I married, moved across town (a short but long 30 minute drive), and soon after welcomed my first child. I was showered with one-time visits from my people while on a glorious 3 month leave from work. When my leave was over I returned to work and found that seeing anyone other than my little one and husband was the very last desire on my long list of things to do. Before the end of that year I found out I was pregnant.
When my second child arrived, I unexpectedly lost my job of 11 years and was forced to become a stay at home mom. The closeness of any squad was now far gone despite how much I needed it. In one day I lost half the household income, a vehicle, the babysitter and the house cleaner. The weight of the world and my unemployment crushed my soul.
Baby number 2 cried All.
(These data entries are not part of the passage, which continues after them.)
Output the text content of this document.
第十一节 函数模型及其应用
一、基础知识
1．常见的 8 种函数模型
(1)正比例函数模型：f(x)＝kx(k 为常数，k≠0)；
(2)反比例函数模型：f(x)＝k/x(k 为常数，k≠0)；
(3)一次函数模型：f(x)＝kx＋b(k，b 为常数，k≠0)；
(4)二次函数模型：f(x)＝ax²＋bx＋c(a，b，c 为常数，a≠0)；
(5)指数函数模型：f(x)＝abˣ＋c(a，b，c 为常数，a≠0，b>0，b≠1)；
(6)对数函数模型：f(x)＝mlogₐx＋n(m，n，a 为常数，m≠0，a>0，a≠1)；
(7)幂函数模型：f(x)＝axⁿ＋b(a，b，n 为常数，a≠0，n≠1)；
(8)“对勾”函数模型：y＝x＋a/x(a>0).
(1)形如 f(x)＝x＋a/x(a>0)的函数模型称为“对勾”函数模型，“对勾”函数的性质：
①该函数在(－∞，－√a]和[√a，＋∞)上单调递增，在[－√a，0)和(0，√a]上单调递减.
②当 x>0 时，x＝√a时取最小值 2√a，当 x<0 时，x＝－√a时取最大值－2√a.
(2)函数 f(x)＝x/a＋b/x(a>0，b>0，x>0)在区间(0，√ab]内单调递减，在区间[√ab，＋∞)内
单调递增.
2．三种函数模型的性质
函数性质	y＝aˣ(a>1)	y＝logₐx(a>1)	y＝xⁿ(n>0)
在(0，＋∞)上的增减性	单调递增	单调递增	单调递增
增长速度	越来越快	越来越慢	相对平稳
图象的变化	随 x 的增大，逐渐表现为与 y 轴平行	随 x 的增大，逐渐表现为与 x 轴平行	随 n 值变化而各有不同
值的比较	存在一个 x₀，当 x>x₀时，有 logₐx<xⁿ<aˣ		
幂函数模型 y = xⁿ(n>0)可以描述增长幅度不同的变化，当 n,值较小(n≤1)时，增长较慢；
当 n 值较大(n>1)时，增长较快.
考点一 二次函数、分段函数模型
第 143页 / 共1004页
The. Time. Baby number 1 was only 1 ½. A joyful, loving, easy spirit that only came second to number 2. I was miserable. Stuck in an exhausting, sleep deprived mess every single day. It wasn’t until I found myself at the OBGYN office crying uncontrollably begging them to fix my post partum depression I realized I need help. But I had no one “useful” to count on.
Things got worse and after a short hospital stay and some antidepressants I was finally seeing clear, I need to find a new squad. A support group in this new life role.
Raising two under two has its challenges. Long days fueled by sleepless nights. Catastrophic blowouts of poop and tempers. Breastfeeding. Not enough hands. Some weeks were give and take. Some weeks felt like they would never end. I was darned if I didn’t develop a routine that encompassed sleep, health and wellness. Once I did, we flourished. This included daily trips to the corner park. There I was able to run into other stay at home moms and working parents with children the same age. The more spontaneously we met, the less we talked about the kids. The more we talked about ourselves, our lifestyle, our current situations. Then meet ups became scheduled play dates. The kids became friends that repeatedly asked for one another. We became friends that regularly needed each other.
These individuals aren’t friends I would have selected in high school. I may not have been on their radar in our teenager years either. They also aren’t the type I would have come across later in life. We are all on different courses. Yet, we gel. We are jelly. You can spread us on toast and eat us for breakfast.
The need for our bond was cemented once the pandemic hit. We were secluded to our homes with nowhere to go. We saw each other on walks and strengthened our bond through text messages and video chats that kept the kids socialized. When the playgrounds opened and we got to see each other’s faces again, we realized how blessed we are to be neighbors and vowed to keep our families safe during the pandemic so we could continuously enjoy each other’s company.
While the world was going crazy we established trust, courage to survive and value in each other’s lives. We can speak openly about our political views, race, gender, marriage, and even the dark secrets we wouldn’t tell our closest friends out of fear of judgment. And if we run out of butter, the pod has it covered. When our kids need a beak from us, a door is open to let them in.
Having formed our very own pod for the kids to safely play in, we blanket ourselves in support. Denise may be jealous, but I would not have survived without these families. They have made me whole in my new role and have inspired my actions and thoughts in so many ways. The kids enjoy the jelly too.